コロナ後の観光振興策を提案する鳥取県の若手職員=松江市千鳥町、ホテル白鳥
コロナ後の観光振興策を提案する鳥取県の若手職員=松江市千鳥町、ホテル白鳥

 島根、鳥取両県の若手職員がこのほど、ポストコロナ時代を見据えた観光振興策として、VR(仮想現実)やAR(拡張現実)を活用した体験型観光と、山陰に住む人との交流を目的にした観光商品造成への支援を提案した。両県は今後、来年度の当初予算編成に向けて実現可能かどうかを検討する。

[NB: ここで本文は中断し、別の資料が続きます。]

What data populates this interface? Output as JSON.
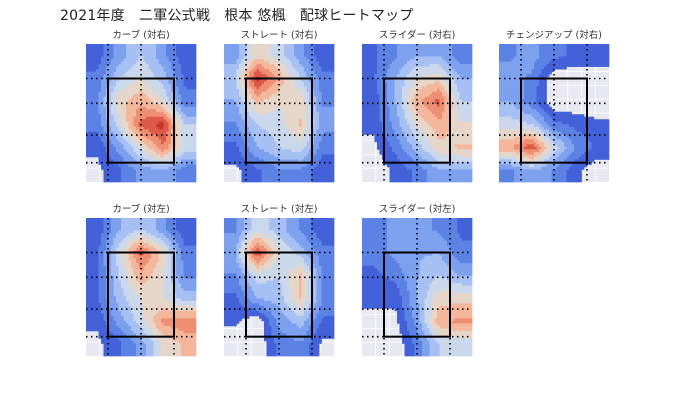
{
  "title": "2021年度　二軍公式戦　根本 悠楓　配球ヒートマップ",
  "colors": {
    "background": "#E8E8F0",
    "grid": "#FFFFFF",
    "levels": [
      "#4361D8",
      "#5B82E4",
      "#7DA1EE",
      "#A6C0F3",
      "#CBD8EC",
      "#E6D6C9",
      "#F4B79C",
      "#EE8E72",
      "#DE5A48",
      "#C9302E"
    ],
    "zone": "#000000",
    "dots": "#000000"
  },
  "chart_data": [
    {
      "type": "heatmap",
      "title": "カーブ (対右)",
      "grid_on": true,
      "density": [
        [
          0.12,
          0.3,
          0.45,
          0.3,
          0.1
        ],
        [
          0.2,
          0.45,
          0.55,
          0.4,
          0.15
        ],
        [
          0.25,
          0.6,
          0.7,
          0.55,
          0.2
        ],
        [
          0.2,
          0.5,
          0.85,
          0.95,
          0.45
        ],
        [
          0.1,
          0.3,
          0.55,
          0.8,
          0.5
        ],
        [
          0.05,
          0.15,
          0.3,
          0.35,
          0.2
        ]
      ]
    },
    {
      "type": "heatmap",
      "title": "ストレート (対右)",
      "grid_on": true,
      "density": [
        [
          0.3,
          0.6,
          0.5,
          0.3,
          0.1
        ],
        [
          0.45,
          0.95,
          0.7,
          0.45,
          0.2
        ],
        [
          0.35,
          0.65,
          0.55,
          0.6,
          0.25
        ],
        [
          0.25,
          0.45,
          0.5,
          0.65,
          0.3
        ],
        [
          0.15,
          0.35,
          0.45,
          0.5,
          0.2
        ],
        [
          0.05,
          0.15,
          0.25,
          0.25,
          0.1
        ]
      ]
    },
    {
      "type": "heatmap",
      "title": "スライダー (対右)",
      "grid_on": true,
      "density": [
        [
          0.15,
          0.25,
          0.35,
          0.35,
          0.2
        ],
        [
          0.15,
          0.35,
          0.55,
          0.6,
          0.35
        ],
        [
          0.1,
          0.35,
          0.7,
          0.85,
          0.45
        ],
        [
          0.1,
          0.3,
          0.55,
          0.7,
          0.55
        ],
        [
          0.05,
          0.2,
          0.4,
          0.6,
          0.65
        ],
        [
          0.0,
          0.1,
          0.2,
          0.35,
          0.35
        ]
      ]
    },
    {
      "type": "heatmap",
      "title": "チェンジアップ (対右)",
      "grid_on": true,
      "density": [
        [
          0.25,
          0.3,
          0.2,
          0.15,
          0.15
        ],
        [
          0.3,
          0.25,
          0.0,
          0.0,
          0.0
        ],
        [
          0.35,
          0.2,
          0.0,
          0.0,
          0.0
        ],
        [
          0.5,
          0.45,
          0.2,
          0.15,
          0.1
        ],
        [
          0.7,
          0.9,
          0.5,
          0.25,
          0.15
        ],
        [
          0.25,
          0.35,
          0.25,
          0.1,
          0.0
        ]
      ]
    },
    {
      "type": "heatmap",
      "title": "カーブ (対左)",
      "grid_on": true,
      "density": [
        [
          0.1,
          0.35,
          0.45,
          0.3,
          0.1
        ],
        [
          0.15,
          0.5,
          0.85,
          0.6,
          0.2
        ],
        [
          0.15,
          0.45,
          0.7,
          0.55,
          0.25
        ],
        [
          0.15,
          0.4,
          0.55,
          0.55,
          0.4
        ],
        [
          0.1,
          0.3,
          0.5,
          0.75,
          0.8
        ],
        [
          0.05,
          0.15,
          0.3,
          0.55,
          0.65
        ]
      ]
    },
    {
      "type": "heatmap",
      "title": "ストレート (対左)",
      "grid_on": true,
      "density": [
        [
          0.25,
          0.5,
          0.4,
          0.25,
          0.1
        ],
        [
          0.35,
          0.9,
          0.55,
          0.4,
          0.2
        ],
        [
          0.25,
          0.5,
          0.45,
          0.65,
          0.25
        ],
        [
          0.15,
          0.35,
          0.4,
          0.65,
          0.25
        ],
        [
          0.1,
          0.0,
          0.3,
          0.4,
          0.15
        ],
        [
          0.0,
          0.0,
          0.2,
          0.25,
          0.05
        ]
      ]
    },
    {
      "type": "heatmap",
      "title": "スライダー (対左)",
      "grid_on": true,
      "density": [
        [
          0.2,
          0.3,
          0.3,
          0.25,
          0.15
        ],
        [
          0.2,
          0.3,
          0.35,
          0.35,
          0.2
        ],
        [
          0.15,
          0.2,
          0.35,
          0.45,
          0.35
        ],
        [
          0.1,
          0.1,
          0.35,
          0.6,
          0.6
        ],
        [
          0.05,
          0.05,
          0.3,
          0.7,
          0.75
        ],
        [
          0.0,
          0.0,
          0.2,
          0.45,
          0.45
        ]
      ]
    }
  ]
}
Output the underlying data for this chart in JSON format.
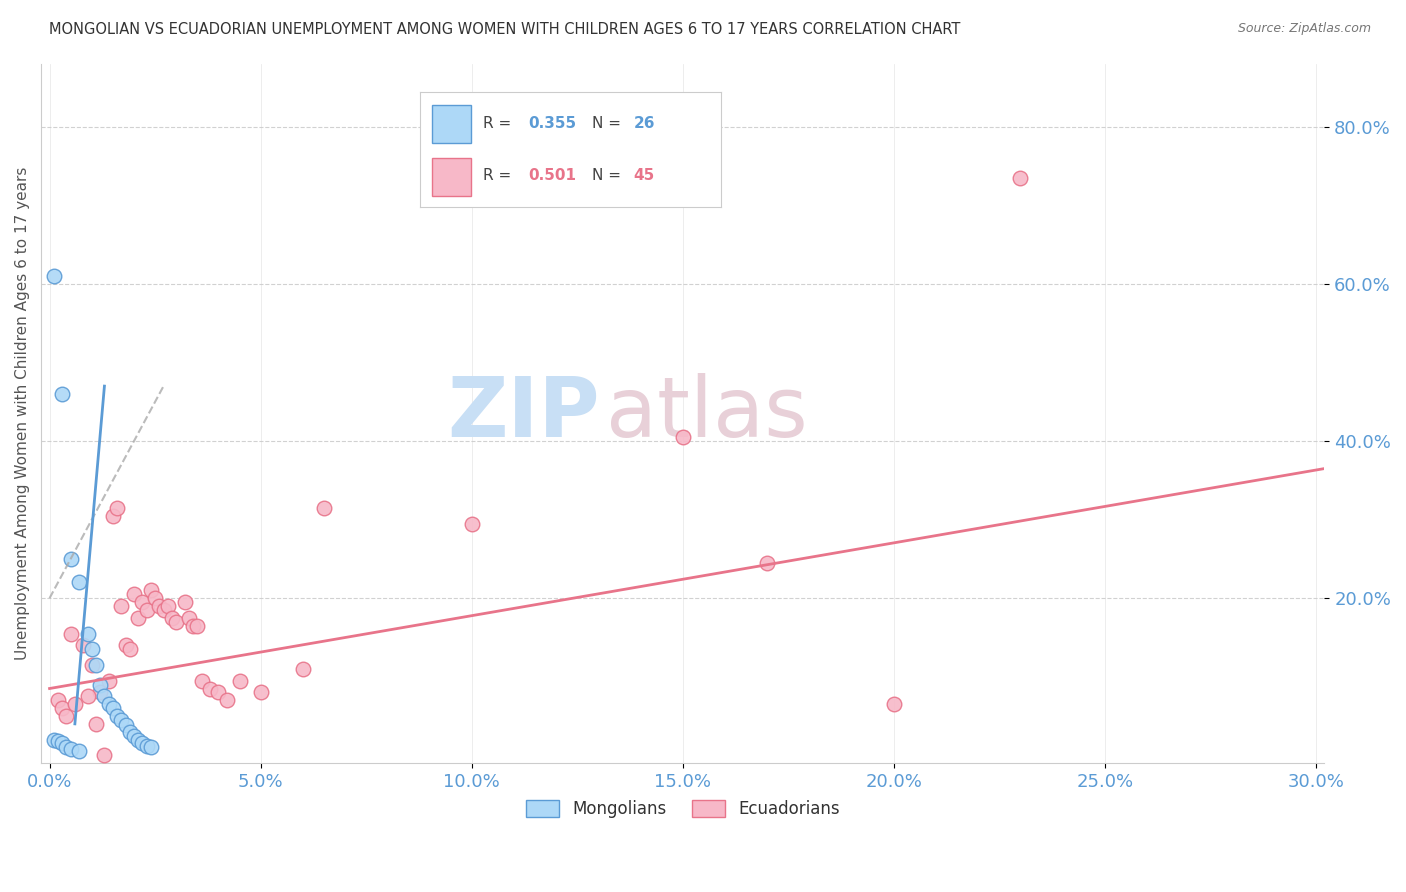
{
  "title": "MONGOLIAN VS ECUADORIAN UNEMPLOYMENT AMONG WOMEN WITH CHILDREN AGES 6 TO 17 YEARS CORRELATION CHART",
  "source": "Source: ZipAtlas.com",
  "ylabel": "Unemployment Among Women with Children Ages 6 to 17 years",
  "title_color": "#333333",
  "source_color": "#777777",
  "axis_label_color": "#5b9bd5",
  "background_color": "#ffffff",
  "grid_color": "#cccccc",
  "watermark_zip": "ZIP",
  "watermark_atlas": "atlas",
  "watermark_color": "#ddeeff",
  "mongolian_line_color": "#5b9bd5",
  "mongolian_dot_face": "#add8f7",
  "mongolian_dot_edge": "#5b9bd5",
  "ecuadorian_line_color": "#e8748a",
  "ecuadorian_dot_face": "#f7b8c8",
  "ecuadorian_dot_edge": "#e8748a",
  "mongolian_R": 0.355,
  "mongolian_N": 26,
  "ecuadorian_R": 0.501,
  "ecuadorian_N": 45,
  "xlim": [
    -0.002,
    0.302
  ],
  "ylim": [
    -0.01,
    0.88
  ],
  "xticks": [
    0.0,
    0.05,
    0.1,
    0.15,
    0.2,
    0.25,
    0.3
  ],
  "yticks": [
    0.2,
    0.4,
    0.6,
    0.8
  ],
  "mongolian_points": [
    [
      0.001,
      0.61
    ],
    [
      0.003,
      0.46
    ],
    [
      0.005,
      0.25
    ],
    [
      0.007,
      0.22
    ],
    [
      0.009,
      0.155
    ],
    [
      0.01,
      0.135
    ],
    [
      0.011,
      0.115
    ],
    [
      0.012,
      0.09
    ],
    [
      0.013,
      0.075
    ],
    [
      0.014,
      0.065
    ],
    [
      0.015,
      0.06
    ],
    [
      0.016,
      0.05
    ],
    [
      0.017,
      0.045
    ],
    [
      0.018,
      0.038
    ],
    [
      0.019,
      0.03
    ],
    [
      0.02,
      0.025
    ],
    [
      0.021,
      0.02
    ],
    [
      0.022,
      0.015
    ],
    [
      0.023,
      0.012
    ],
    [
      0.024,
      0.01
    ],
    [
      0.001,
      0.02
    ],
    [
      0.002,
      0.018
    ],
    [
      0.003,
      0.015
    ],
    [
      0.004,
      0.01
    ],
    [
      0.005,
      0.008
    ],
    [
      0.007,
      0.005
    ]
  ],
  "ecuadorian_points": [
    [
      0.005,
      0.155
    ],
    [
      0.008,
      0.14
    ],
    [
      0.01,
      0.115
    ],
    [
      0.012,
      0.08
    ],
    [
      0.014,
      0.095
    ],
    [
      0.015,
      0.305
    ],
    [
      0.016,
      0.315
    ],
    [
      0.017,
      0.19
    ],
    [
      0.018,
      0.14
    ],
    [
      0.019,
      0.135
    ],
    [
      0.02,
      0.205
    ],
    [
      0.021,
      0.175
    ],
    [
      0.022,
      0.195
    ],
    [
      0.023,
      0.185
    ],
    [
      0.024,
      0.21
    ],
    [
      0.025,
      0.2
    ],
    [
      0.026,
      0.19
    ],
    [
      0.027,
      0.185
    ],
    [
      0.028,
      0.19
    ],
    [
      0.029,
      0.175
    ],
    [
      0.03,
      0.17
    ],
    [
      0.032,
      0.195
    ],
    [
      0.033,
      0.175
    ],
    [
      0.034,
      0.165
    ],
    [
      0.035,
      0.165
    ],
    [
      0.036,
      0.095
    ],
    [
      0.038,
      0.085
    ],
    [
      0.04,
      0.08
    ],
    [
      0.042,
      0.07
    ],
    [
      0.045,
      0.095
    ],
    [
      0.05,
      0.08
    ],
    [
      0.06,
      0.11
    ],
    [
      0.002,
      0.07
    ],
    [
      0.003,
      0.06
    ],
    [
      0.004,
      0.05
    ],
    [
      0.006,
      0.065
    ],
    [
      0.009,
      0.075
    ],
    [
      0.011,
      0.04
    ],
    [
      0.065,
      0.315
    ],
    [
      0.1,
      0.295
    ],
    [
      0.15,
      0.405
    ],
    [
      0.17,
      0.245
    ],
    [
      0.2,
      0.065
    ],
    [
      0.23,
      0.735
    ],
    [
      0.013,
      0.0
    ]
  ],
  "mongo_trend_x": [
    0.0,
    0.027
  ],
  "mongo_trend_y": [
    0.2,
    0.47
  ],
  "ecua_trend_x": [
    0.0,
    0.302
  ],
  "ecua_trend_y": [
    0.085,
    0.365
  ]
}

 島根、鳥取両県から20代の職員各3人ずつが参加。6月から週2回程度、オンラインで意見を交わし、松江市内であった発表会で2事業を提案した。

 コロナ後に観光で行きたい都道府県ランキングで、島根が34位、鳥取39位だったことを挙げ「山陰両県が選ばれるための魅力がまだない」と分析。全国の体験型コンテンツとの差別化の必要性を訴えた。

 その一つとして、VRやARを活用した観光商品造成への補助金創設を提案。遊覧船にARグラスを付けて乗り込むと、船長が解説したり、ダイオウイカと戦う仕掛けが発生したりする具体案を挙げた。地域を盛り上げる両県在住者と交流する観光商品を造成する旅行業者への支援も示した。

 島根県の松尾紳次副知事、鳥取県の亀井一賀副知事ともに「よくまとめられている」と評価した。